Escorpio sacó un palo por la borda, calibrando la profundidad del agua en no más de medio metro. Había esperado encontrar uno de los canales que permitían un mayor acercamiento a la isla, pero tendrían que conformarse con esto. Incluso si no había acordado un lugar para reunirse con Vasko, no había tiempo para volver mar adentro y dar vueltas buscando algo que ya le había costado bastante encontrar cuando el mar estaba en calma y el cielo completamente despejado de nubes.
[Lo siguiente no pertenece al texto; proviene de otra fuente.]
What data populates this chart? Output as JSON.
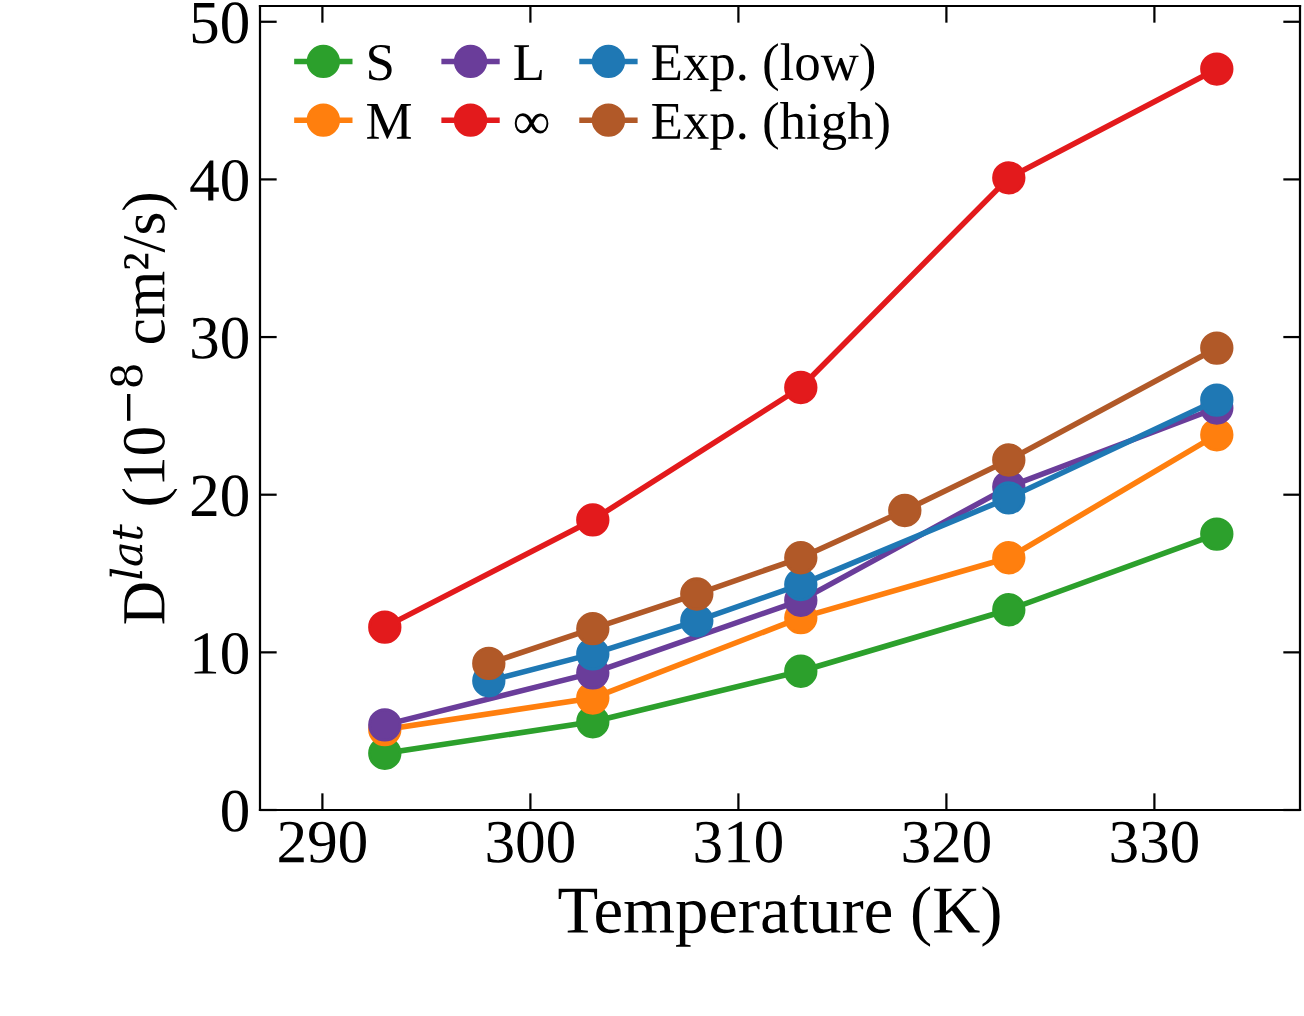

Escorpio se acercó a la proa y se hizo con la cuerda recubierta de plástico que Vasko había estado usando de almohada. Enrolló un cabo fuertemente alrededor de su muñeca y saltó por la borda con un único movimiento. Chapoteó en las aguas poco profundas de color verde botella que le llegaban por las rodillas. Apenas sentía el frío a través del grueso cuero de sus botas y mallas. La barca flotaba ligeramente a la deriva ahora que él había desembarcado, pero con un movimiento de muñeca tensó la cuerda y giró la proa varios grados. Comenzó a andar tirando fuerte de la barca. Las piedras bajo sus pies eran traicioneras, pero por una vez su forma patizamba de andar le servía de algo. No rompió el ritmo hasta que el agua le llegó por la mitad de las botas y notó de nuevo que la barca arañaba el fondo. La arrastró una decena de zancadas hacia la orilla, pero no se arriesgó a ir más allá. Vio que Vasko había llegado a las aguas poco profundas. El joven dejó de nadar y se puso de pie en el agua.
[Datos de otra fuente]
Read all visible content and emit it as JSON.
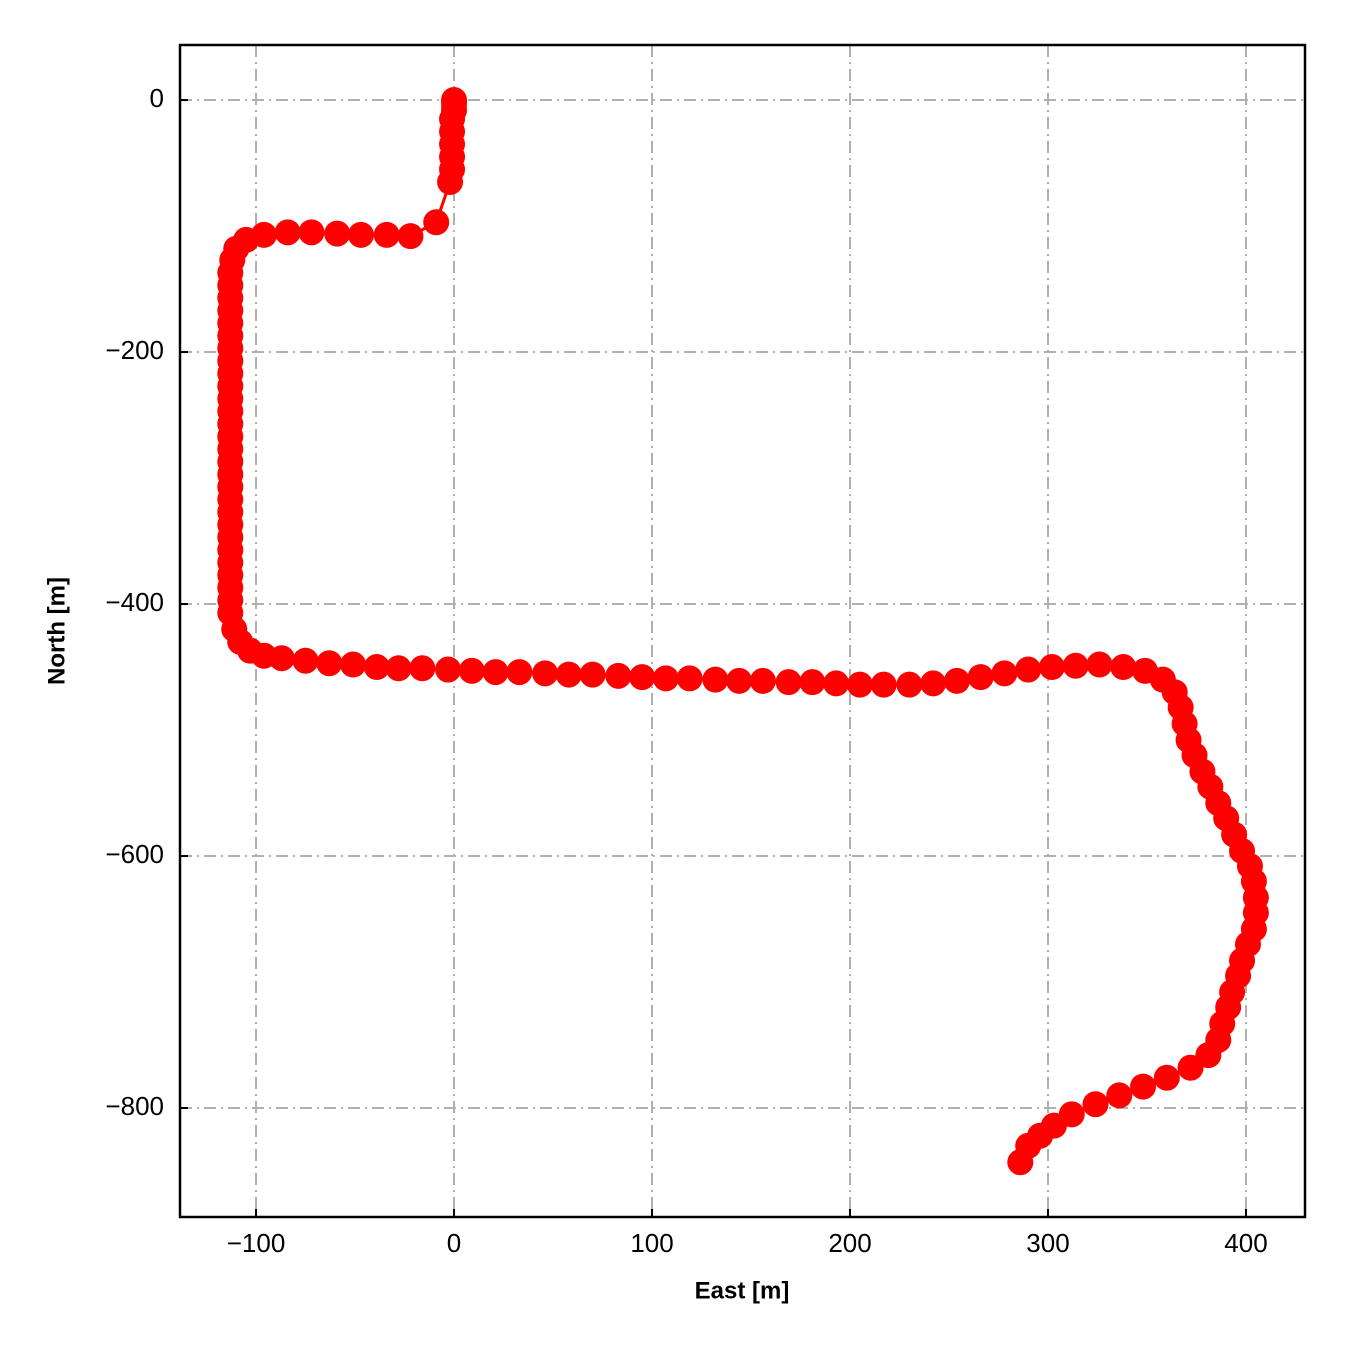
{
  "chart_data": {
    "type": "line",
    "xlabel": "East [m]",
    "ylabel": "North [m]",
    "color": "#ff0000",
    "markers": true,
    "grid": true,
    "xlim": [
      -138.4,
      429.8
    ],
    "ylim": [
      -886.5,
      43.7
    ],
    "xticks": [
      {
        "value": -100,
        "label": "−100"
      },
      0,
      100,
      200,
      300,
      400
    ],
    "yticks": [
      0,
      {
        "value": -200,
        "label": "−200"
      },
      {
        "value": -400,
        "label": "−400"
      },
      {
        "value": -600,
        "label": "−600"
      },
      {
        "value": -800,
        "label": "−800"
      }
    ],
    "x": [
      0,
      0,
      0,
      -1,
      -1,
      -1,
      -1,
      -1,
      -2,
      -9,
      -22,
      -34,
      -47,
      -59,
      -72,
      -84,
      -96,
      -105,
      -110,
      -112,
      -113,
      -113,
      -113,
      -113,
      -113,
      -113,
      -113,
      -113,
      -113,
      -113,
      -113,
      -113,
      -113,
      -113,
      -113,
      -113,
      -113,
      -113,
      -113,
      -113,
      -113,
      -113,
      -113,
      -113,
      -113,
      -113,
      -113,
      -113,
      -111,
      -108,
      -103,
      -96,
      -87,
      -75,
      -63,
      -51,
      -39,
      -28,
      -16,
      -3,
      9,
      21,
      33,
      46,
      58,
      70,
      83,
      95,
      107,
      119,
      132,
      144,
      156,
      169,
      181,
      193,
      205,
      217,
      230,
      242,
      254,
      266,
      278,
      290,
      302,
      314,
      326,
      338,
      349,
      358,
      364,
      367,
      369,
      371,
      374,
      378,
      382,
      386,
      390,
      394,
      398,
      402,
      404,
      405,
      405,
      404,
      401,
      398,
      396,
      393,
      391,
      388,
      386,
      381,
      372,
      360,
      348,
      336,
      324,
      312,
      303,
      296,
      290,
      286
    ],
    "values": [
      0,
      -3,
      -8,
      -15,
      -25,
      -35,
      -45,
      -55,
      -65,
      -97,
      -108,
      -107,
      -107,
      -106,
      -105,
      -105,
      -107,
      -111,
      -118,
      -127,
      -137,
      -147,
      -157,
      -167,
      -177,
      -187,
      -197,
      -207,
      -217,
      -227,
      -237,
      -247,
      -257,
      -267,
      -277,
      -287,
      -297,
      -307,
      -317,
      -327,
      -337,
      -347,
      -357,
      -367,
      -377,
      -387,
      -397,
      -407,
      -420,
      -430,
      -437,
      -441,
      -443,
      -445,
      -447,
      -448,
      -450,
      -451,
      -451,
      -452,
      -453,
      -454,
      -454,
      -455,
      -456,
      -456,
      -457,
      -458,
      -459,
      -459,
      -460,
      -461,
      -461,
      -462,
      -462,
      -463,
      -464,
      -464,
      -464,
      -463,
      -461,
      -458,
      -455,
      -452,
      -450,
      -449,
      -448,
      -450,
      -453,
      -460,
      -470,
      -482,
      -495,
      -508,
      -520,
      -533,
      -545,
      -558,
      -570,
      -583,
      -596,
      -608,
      -620,
      -633,
      -645,
      -658,
      -670,
      -683,
      -695,
      -708,
      -720,
      -733,
      -746,
      -758,
      -768,
      -776,
      -783,
      -790,
      -797,
      -805,
      -814,
      -822,
      -830,
      -843
    ]
  }
}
Escorpio volvió al barco. Astillas y trozos de metal oxidado saltaron bajo su mano al tirar del casco por la borda. La barca tenía más de ciento veinte horas de inmersión, y este bien podría ser su último viaje. Echó mano por encima de la borda y lanzó el pequeño ancla. Lo podía haber hecho antes, pero las anclas tenían tanta tendencia a la erosión como el casco. No merecía la pena confiar en ellos.
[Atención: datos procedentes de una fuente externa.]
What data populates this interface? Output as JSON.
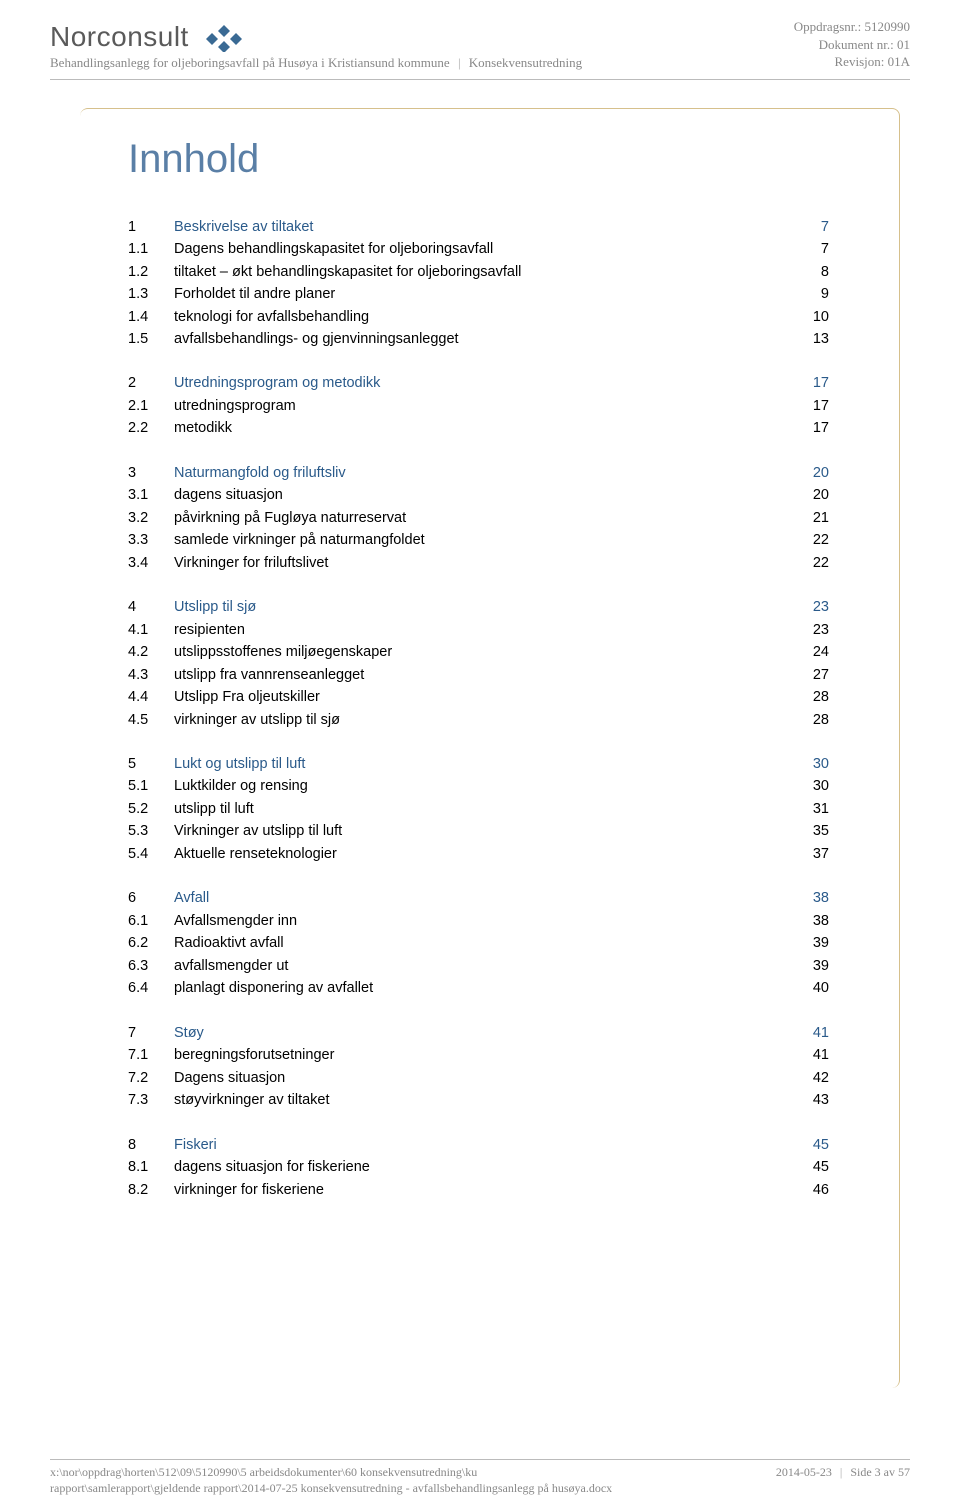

Echó otro vistazo a Vasko, que estaba acercándose cuidadosamente a la barca, con los brazos estirados para mantener el equilibrio. Escorpio recogió la ropa de su compañero y la metió en su saco, que ya contenía las raciones, agua potable y medicinas. Se cargó el macuto a la espalda y emprendió penosamente el corto trayecto hasta tierra firme, asegurándose de ver por dónde iba Vasko de vez en cuando. Escorpio sabía que había sido duro con Vasko, pero una vez la ira había comenzado a crecer dentro de él, no había podido contenerla. Encontraba este proceso inquietante. Hacía veintitrés años desde que Escorpio le había levantado por primera vez la mano con rabia a un humano, exceptuando cuando lo había hecho en cumplimiento del deber. Pero reconoció que también había violencia en las palabras. Antes se habría reído, pero últimamente había intentado llevar una vida diferente. Pensaba que había dejado atrás ciertas cosas.